Dans le clair obscur du théâtre les comédiens ressemblaient à des naufragés,

à des compagnons du hasard unis pour le meilleur et pour le pire et qui tenteraient en commun de survivre.

Alexandra aime Adrien qui, malheureusement, n’est pas libre et s’apprête à rejoindre femme et enfants au Japon. Loin de Paris où elle vit et où se déroule la première partie du roman. Une première partie où l’on suit les répétitions de la pièce de Kleist Penthésilée, mise en scène par un étrange personnage, Jean Lucerne : homme de théâtre génial, mais aussi ancien amant d’Alexandra et désireux de renouer la relation interrompue.

Le texte est fait de ces allers et retours entre travail théâtral et vie sentimentale au sein d’une communauté constituée de ceux qui concourent à la préparation du spectacle : metteur en scène, assistant, techniciens, comédiens… La violence de la pièce qui confronte l’Amazone Penthésilée et le héros grec Achille dont elle est tombée amoureuse trouve des prolongements, des contrepoints dans les liens troubles qui existent entre Lucerne, Alexandra, Alma (choisie pour incarner Penthésilée) et quelques autres. Pièce canine a dit Kleist, à propos de son œuvre ne serait-ce que parce que les chiens de Penthésilée vont déchirer le corps d’Achille, avant que Penthésilée elle-même ne meure. On se déchire donc, au propre comme au figuré au sein de la troupe. Amour, haine, jalousie se donnent libre cours sur la scène comme dans la vie des personnages.

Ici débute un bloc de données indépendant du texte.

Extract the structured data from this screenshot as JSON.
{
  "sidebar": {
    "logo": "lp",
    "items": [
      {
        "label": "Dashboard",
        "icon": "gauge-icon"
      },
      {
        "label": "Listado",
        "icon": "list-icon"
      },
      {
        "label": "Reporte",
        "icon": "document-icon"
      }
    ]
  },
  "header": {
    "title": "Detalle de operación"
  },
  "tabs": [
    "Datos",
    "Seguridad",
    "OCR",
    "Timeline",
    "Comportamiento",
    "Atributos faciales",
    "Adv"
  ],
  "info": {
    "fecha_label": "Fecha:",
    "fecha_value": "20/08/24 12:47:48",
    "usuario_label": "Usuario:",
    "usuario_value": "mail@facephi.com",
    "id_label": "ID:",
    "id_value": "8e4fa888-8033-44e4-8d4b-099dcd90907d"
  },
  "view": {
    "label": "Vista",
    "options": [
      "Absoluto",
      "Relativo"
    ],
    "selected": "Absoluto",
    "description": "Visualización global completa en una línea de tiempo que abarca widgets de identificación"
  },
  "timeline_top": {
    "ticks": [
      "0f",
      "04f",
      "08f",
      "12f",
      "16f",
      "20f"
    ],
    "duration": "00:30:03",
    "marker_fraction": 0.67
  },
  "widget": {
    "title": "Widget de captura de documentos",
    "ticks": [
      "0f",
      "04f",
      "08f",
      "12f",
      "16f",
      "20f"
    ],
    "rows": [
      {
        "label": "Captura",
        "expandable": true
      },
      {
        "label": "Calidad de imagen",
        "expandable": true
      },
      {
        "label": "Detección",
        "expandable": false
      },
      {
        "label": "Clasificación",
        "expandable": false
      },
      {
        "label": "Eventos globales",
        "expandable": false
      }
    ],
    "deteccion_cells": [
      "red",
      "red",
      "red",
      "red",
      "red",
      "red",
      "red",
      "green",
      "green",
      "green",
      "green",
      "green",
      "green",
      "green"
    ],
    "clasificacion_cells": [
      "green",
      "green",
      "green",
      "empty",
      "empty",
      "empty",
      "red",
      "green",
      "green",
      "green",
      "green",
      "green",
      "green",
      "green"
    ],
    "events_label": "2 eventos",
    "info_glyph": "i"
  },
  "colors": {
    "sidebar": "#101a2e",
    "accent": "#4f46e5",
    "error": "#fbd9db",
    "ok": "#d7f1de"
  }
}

La plume de la comédienne Anne Wiazemsky (elle-même petite-fille de François Mauriac et épouse pendant quelques années de Jean-Luc Godard) nous fait pénétrer dans l’arrière-boutique d’une création théâtrale. Jusqu’à la première représentation dans le cadre du festival d’Avignon (transposition moderne de la bataille d’Hernani), Avignon servant de décor à la deuxième partie du roman. Le point de vue donné par Alexandra, actrice débutante qui se découvre peu à peu elle-même et devient, au terme d’un parcours semé d’embûches, une véritable comédienne, animée par une vraie passion pour son art fait de ce roman à l’intrigue fiévreuse une véritable célébration de l’univers du théâtre. Un univers à la fois effrayant et fascinant, destructeur et lumineux.

Anne Wiazemski, disparue récemment, a donc signé un roman nourri de son expérience personnelle. Le jury lycéen a su reconnaître la sincérité du propos et été sensible à cette réflexion sur les ambiguïtés de la relation entre vie réelle et représentation. Le lecteur entre dans l’intimité d’une création théâtrale.